For each of the NAS parallel benchmarks, and for the two classes of problem size (A and B), I give the number of nodes on which I've actually run it on a particular combination of network, MPI implementation, and Fortran compiler. If there was an unexpected failure I've listed the symptoms. Otherwise, I include a link to the results file for that run.

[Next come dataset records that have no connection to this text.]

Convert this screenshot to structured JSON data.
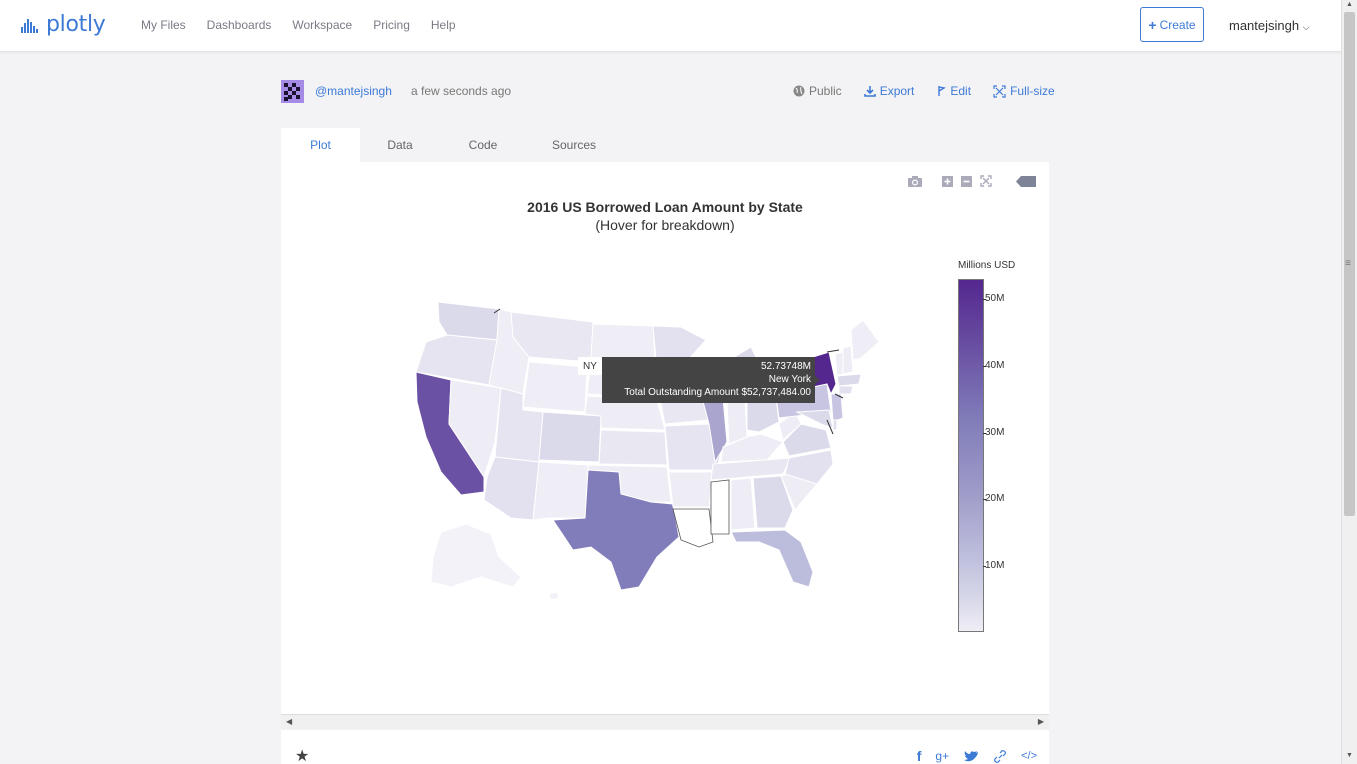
{
  "app": {
    "logo_text": "plotly",
    "nav": [
      "My Files",
      "Dashboards",
      "Workspace",
      "Pricing",
      "Help"
    ],
    "create_label": "Create",
    "username": "mantejsingh"
  },
  "meta": {
    "owner": "@mantejsingh",
    "time": "a few seconds ago",
    "actions": [
      {
        "label": "Public",
        "icon": "globe-icon"
      },
      {
        "label": "Export",
        "icon": "download-icon"
      },
      {
        "label": "Edit",
        "icon": "edit-icon"
      },
      {
        "label": "Full-size",
        "icon": "fullscreen-icon"
      }
    ]
  },
  "tabs": [
    "Plot",
    "Data",
    "Code",
    "Sources"
  ],
  "active_tab": "Plot",
  "chart_data": {
    "type": "choropleth",
    "title": "2016 US Borrowed Loan Amount by State",
    "subtitle": "(Hover for breakdown)",
    "colorbar_title": "Millions USD",
    "colorbar_ticks": [
      "50M",
      "40M",
      "30M",
      "20M",
      "10M"
    ],
    "colorscale": [
      "#efedf5",
      "#dadaeb",
      "#bcbddc",
      "#9e9ac8",
      "#807dba",
      "#6a51a3",
      "#54278f"
    ],
    "zmax": 52.73748,
    "tooltip": {
      "label": "NY",
      "value": "52.73748M",
      "state": "New York",
      "detail": "Total Outstanding Amount $52,737,484.00"
    }
  },
  "footer": {
    "star": "★",
    "share": [
      "f",
      "g+",
      "twitter",
      "link",
      "</>"
    ]
  }
}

| Network: | Myrinet | Fast Ethernet | ||||
|---|---|---|---|---|---|---|
| MPI: | HPVM | HPVM | MPI/Pro 1.1.3 | MPI/Pro 1.2.0 | ||
| Compiler: | MFP | MFP | MFP | DVF | MFP | DVF |
| CG-A | 16, 8, 4, 2, 1 | 16 | 16, 8, 4, 2 | 16, 8, 4, 2, 1 | 16 | 16 |
| CG-B | Hangs | 16 | ||||
| EP-A | 16, 8, 4, 2 | 16 | 16, 8, 4, 2 | 16, 8, 4, 2 | 16 | 16 |
| EP-B | 16, 8, 4 | |||||
| IS-A | 16, 8, 4 | Crashes | Access violation | Access violation | 16 | 16 |
| IS-B | 16, 8 | |||||
| FT-A | 16, 8, 4 | 16 | Verification fails | Verification fails | 16 | 16 |
| FT-B | 16 swaps | |||||
| MG-A | 16, 8, 4 | 16 | 16, 8 | 16, 8 | 16 | 16 |
| MG-B | 16, 8 | |||||
| BT-A | 16, 9, 4 | 16 | 16, 9, 4 | 16, 9 | 16 | 16 |
| BT-B | 16 | |||||
| LU-A | 16 swaps | 16 fails (step 120) |
16 hangs (step 40) |
16 hangs (step 40) |
16 | 16 |
| LU-B | ||||||
| SP-A | 16 swaps | 16 | 16 | 16 | 16 | 16 |
| SP-B | ||||||
Note the improvement in reliability from MPI/Pro 1.1.3 to 1.2.0. However, there is a corresponding decrease in performance.